Department of Drug Development and UNIDDS, School of Medicine, Inha University, 8F A-dong, Jeongseok Bldg., Sinheung-dong 3-ga, Jung-gu, Incheon 400-712, South Korea.
Int J Pharm. 2013 Jan 30;441(1-2):757-64. doi: 10.1016/j.ijpharm.2012.10.018. Epub 2012 Oct 23.
Self-microemulsifying drug delivery system (SEDDS) cored-polymeric nanocapsules (NC) were fabricated using emulsion diffusion method for the controlled oral absorption of the poorly water soluble drug, cyclosporine. Poly-dl-lactide (PDLLA) was used as the shell-forming polymer. The NCs in different polymer/oil ratios (from 25/125 to 125/125) were prepared following a solvent-diffusion method. Especially, the SEDDS oil-core compositions, which can form microemulsions on dispersion, were selected based on a pseudo-phase diagram study and further optimized based on the solubility and permeability studies. The prepared NCs were with a mean diameter of 150-220 nm and 9.4-4.5% w/w drug loading. In vivo study in rats showed that the optimized NC(50/125) and NC(100/125) released the drug in controlled way as well as enhanced the bioavailability significantly with AUC(0-24h) values of 14880.3±1470.6 and 12657.8±754.5 ng h/ml, respectively, compared to that of SEDDS-core solution (9878.9±409.6 ng h/ml). Moreover it was observed that the NCs maintained blood concentration of cyclosporine (>500 ng/ml) for 14-20 h but in the case of control formulation it was only 7.33 h. Our results suggest that the prepared NCs could be a potential carrier for the oral controlled release formulation of cyclosporine.

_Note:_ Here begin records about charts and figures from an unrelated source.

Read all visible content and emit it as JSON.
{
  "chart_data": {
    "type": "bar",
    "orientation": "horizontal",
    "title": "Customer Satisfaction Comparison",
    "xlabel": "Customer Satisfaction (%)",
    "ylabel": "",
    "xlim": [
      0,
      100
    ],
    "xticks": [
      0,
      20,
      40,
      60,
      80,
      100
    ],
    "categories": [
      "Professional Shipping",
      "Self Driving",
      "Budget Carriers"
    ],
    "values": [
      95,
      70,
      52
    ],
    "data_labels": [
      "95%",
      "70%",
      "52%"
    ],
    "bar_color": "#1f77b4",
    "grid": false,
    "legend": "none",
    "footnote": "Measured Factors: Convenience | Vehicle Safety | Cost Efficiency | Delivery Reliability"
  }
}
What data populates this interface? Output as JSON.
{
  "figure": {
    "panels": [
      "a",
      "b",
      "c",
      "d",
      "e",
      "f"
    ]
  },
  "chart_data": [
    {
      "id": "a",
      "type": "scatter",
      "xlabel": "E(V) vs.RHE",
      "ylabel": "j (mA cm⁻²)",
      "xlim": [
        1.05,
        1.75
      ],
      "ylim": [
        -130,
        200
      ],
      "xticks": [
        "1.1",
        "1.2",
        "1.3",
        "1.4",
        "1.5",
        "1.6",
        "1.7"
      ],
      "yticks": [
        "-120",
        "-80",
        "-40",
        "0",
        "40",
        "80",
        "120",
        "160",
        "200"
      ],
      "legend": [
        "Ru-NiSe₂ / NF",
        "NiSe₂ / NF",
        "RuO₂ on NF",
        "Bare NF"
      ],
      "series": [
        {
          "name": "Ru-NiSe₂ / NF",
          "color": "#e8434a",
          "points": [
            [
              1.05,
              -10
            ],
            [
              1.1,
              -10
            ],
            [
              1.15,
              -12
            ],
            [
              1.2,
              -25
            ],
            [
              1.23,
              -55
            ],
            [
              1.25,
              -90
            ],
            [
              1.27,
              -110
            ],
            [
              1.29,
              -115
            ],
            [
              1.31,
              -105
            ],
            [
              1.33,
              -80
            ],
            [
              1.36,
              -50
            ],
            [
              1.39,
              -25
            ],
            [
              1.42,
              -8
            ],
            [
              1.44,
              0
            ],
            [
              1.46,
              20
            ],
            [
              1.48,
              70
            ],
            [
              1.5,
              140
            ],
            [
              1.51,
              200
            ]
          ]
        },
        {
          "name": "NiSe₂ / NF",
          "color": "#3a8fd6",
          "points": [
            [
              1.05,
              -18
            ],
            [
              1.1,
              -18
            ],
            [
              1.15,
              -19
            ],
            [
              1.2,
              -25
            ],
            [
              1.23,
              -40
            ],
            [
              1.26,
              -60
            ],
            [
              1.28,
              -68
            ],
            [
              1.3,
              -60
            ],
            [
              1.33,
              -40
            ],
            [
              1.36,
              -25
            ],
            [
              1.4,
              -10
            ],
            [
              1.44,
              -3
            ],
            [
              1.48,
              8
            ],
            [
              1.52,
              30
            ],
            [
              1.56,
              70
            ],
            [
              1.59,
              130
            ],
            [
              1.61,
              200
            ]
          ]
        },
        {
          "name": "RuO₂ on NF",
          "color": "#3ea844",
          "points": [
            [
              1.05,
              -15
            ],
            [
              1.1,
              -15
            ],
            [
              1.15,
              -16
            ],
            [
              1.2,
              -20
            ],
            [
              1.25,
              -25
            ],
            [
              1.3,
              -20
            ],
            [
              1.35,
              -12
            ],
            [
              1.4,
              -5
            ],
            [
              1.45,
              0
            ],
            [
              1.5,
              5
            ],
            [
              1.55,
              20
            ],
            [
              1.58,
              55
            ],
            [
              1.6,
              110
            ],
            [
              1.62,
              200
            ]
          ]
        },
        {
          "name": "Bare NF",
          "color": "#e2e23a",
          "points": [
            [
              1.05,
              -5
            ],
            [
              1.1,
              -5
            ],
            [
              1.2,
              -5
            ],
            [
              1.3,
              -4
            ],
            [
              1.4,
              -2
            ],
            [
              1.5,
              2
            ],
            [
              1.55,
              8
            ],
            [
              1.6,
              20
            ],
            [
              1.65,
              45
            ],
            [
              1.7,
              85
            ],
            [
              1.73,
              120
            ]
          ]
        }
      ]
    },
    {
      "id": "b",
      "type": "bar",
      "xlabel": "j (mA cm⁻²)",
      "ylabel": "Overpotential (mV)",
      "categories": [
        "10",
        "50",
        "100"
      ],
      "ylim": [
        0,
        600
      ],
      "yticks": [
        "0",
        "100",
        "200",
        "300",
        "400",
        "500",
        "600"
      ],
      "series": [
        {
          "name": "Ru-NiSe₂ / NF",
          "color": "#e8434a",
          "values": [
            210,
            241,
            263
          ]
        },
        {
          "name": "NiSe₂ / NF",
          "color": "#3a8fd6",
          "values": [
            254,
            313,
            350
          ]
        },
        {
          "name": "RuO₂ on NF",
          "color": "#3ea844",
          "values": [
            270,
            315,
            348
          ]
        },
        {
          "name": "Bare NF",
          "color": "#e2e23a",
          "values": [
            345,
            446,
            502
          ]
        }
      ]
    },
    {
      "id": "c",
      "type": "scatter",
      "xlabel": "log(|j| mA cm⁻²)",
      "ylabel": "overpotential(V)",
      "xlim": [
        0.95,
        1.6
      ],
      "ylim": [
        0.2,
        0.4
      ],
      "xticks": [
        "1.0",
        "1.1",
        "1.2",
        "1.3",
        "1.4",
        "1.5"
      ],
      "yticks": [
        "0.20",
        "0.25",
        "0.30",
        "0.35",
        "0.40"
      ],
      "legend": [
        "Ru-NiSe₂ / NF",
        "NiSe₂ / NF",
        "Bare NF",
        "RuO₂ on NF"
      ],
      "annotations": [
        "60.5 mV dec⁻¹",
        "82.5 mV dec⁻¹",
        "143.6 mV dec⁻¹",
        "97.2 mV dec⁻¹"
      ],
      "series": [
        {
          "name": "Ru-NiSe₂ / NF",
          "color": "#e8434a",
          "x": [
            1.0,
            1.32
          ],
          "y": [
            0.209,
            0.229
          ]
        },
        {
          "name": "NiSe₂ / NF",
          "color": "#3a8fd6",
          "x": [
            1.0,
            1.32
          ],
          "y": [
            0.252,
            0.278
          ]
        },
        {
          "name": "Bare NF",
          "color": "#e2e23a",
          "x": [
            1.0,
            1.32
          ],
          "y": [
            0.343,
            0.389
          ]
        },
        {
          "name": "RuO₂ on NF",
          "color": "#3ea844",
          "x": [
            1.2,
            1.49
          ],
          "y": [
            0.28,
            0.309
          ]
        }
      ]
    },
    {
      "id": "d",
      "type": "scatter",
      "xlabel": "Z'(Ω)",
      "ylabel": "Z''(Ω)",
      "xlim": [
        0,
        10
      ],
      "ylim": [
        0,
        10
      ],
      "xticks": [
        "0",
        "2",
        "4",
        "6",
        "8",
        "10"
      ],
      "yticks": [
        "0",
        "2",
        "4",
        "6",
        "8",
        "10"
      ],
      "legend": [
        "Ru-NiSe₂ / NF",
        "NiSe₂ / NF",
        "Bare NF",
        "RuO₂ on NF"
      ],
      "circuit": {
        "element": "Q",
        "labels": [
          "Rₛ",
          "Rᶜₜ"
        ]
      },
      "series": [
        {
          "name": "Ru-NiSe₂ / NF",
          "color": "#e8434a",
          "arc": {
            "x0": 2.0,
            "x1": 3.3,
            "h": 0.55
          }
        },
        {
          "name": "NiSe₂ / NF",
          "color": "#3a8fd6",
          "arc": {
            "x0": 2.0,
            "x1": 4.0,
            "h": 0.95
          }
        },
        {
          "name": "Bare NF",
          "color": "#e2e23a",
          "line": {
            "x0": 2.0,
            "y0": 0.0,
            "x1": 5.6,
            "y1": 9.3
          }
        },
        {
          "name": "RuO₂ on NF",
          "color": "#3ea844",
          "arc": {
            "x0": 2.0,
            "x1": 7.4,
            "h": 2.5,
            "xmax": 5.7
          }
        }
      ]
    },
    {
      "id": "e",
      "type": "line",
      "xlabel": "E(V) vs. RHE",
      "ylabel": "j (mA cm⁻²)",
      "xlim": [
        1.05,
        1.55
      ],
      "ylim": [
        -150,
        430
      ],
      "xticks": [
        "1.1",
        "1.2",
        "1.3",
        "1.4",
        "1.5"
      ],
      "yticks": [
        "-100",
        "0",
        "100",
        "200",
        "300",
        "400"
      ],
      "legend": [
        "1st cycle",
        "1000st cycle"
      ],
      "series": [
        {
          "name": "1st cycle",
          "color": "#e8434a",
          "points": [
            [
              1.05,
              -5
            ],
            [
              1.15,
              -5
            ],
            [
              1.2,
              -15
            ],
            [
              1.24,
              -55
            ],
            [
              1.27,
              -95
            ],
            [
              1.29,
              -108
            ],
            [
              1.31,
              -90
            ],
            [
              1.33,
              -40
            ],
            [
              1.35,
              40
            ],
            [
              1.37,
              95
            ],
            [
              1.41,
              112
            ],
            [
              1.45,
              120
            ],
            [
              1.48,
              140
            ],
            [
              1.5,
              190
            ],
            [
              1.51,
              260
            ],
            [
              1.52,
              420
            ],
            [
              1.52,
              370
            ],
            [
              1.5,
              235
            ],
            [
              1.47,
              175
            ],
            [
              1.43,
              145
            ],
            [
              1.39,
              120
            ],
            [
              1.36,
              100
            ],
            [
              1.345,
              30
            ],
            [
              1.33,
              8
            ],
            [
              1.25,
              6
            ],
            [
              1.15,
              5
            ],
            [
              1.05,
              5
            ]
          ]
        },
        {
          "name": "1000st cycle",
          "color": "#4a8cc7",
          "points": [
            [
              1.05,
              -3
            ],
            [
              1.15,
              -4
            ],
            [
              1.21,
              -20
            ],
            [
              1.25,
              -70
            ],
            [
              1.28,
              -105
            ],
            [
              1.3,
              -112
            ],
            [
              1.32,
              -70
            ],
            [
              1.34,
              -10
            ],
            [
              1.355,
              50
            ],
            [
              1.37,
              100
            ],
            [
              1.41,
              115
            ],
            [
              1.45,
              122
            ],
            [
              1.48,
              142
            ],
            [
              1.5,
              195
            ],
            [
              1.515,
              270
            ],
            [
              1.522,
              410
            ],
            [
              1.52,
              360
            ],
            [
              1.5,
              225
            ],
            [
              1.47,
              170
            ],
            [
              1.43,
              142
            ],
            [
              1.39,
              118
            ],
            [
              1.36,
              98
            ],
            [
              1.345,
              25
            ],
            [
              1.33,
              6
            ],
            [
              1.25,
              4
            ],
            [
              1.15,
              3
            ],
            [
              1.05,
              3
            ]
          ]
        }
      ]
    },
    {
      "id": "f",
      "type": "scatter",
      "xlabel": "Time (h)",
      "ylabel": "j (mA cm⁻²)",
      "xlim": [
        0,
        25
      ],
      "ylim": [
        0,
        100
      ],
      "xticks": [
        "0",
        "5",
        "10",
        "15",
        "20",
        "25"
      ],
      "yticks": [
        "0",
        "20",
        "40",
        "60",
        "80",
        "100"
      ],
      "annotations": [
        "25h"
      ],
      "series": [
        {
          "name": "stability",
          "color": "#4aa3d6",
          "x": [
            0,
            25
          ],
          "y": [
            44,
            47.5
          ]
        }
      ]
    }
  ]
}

自微乳药物传递系统(SEDDS)核-聚合物纳米胶囊(NC)采用乳液扩散法制备,用于控制环孢素的口服吸收。聚-dl-丙交酯(PDLLA)用作壳形成聚合物。采用溶剂扩散法制备不同聚合物/油比(从 25/125 到 125/125)的 NC。特别是,SEDDS 油芯组合物可以在分散时形成微乳液,根据伪相图研究进行选择,并根据溶解度和渗透性研究进一步优化。所制备的 NC 的平均直径为 150-220nm,载药量为 9.4-4.5%w/w。在大鼠体内研究表明,优化的 NC(50/125)和 NC(100/125)以控制方式释放药物,并显著提高生物利用度,AUC(0-24h)值分别为 14880.3±1470.6 和 12657.8±754.5ng h/ml,与 SEDDS 核溶液(9878.9±409.6ng h/ml)相比。此外,观察到 NC 使环孢素的血液浓度(>500ng/ml)维持 14-20h,而在对照制剂中仅为 7.33h。我们的结果表明,所制备的 NC 可作为环孢素口服控释制剂的潜在载体。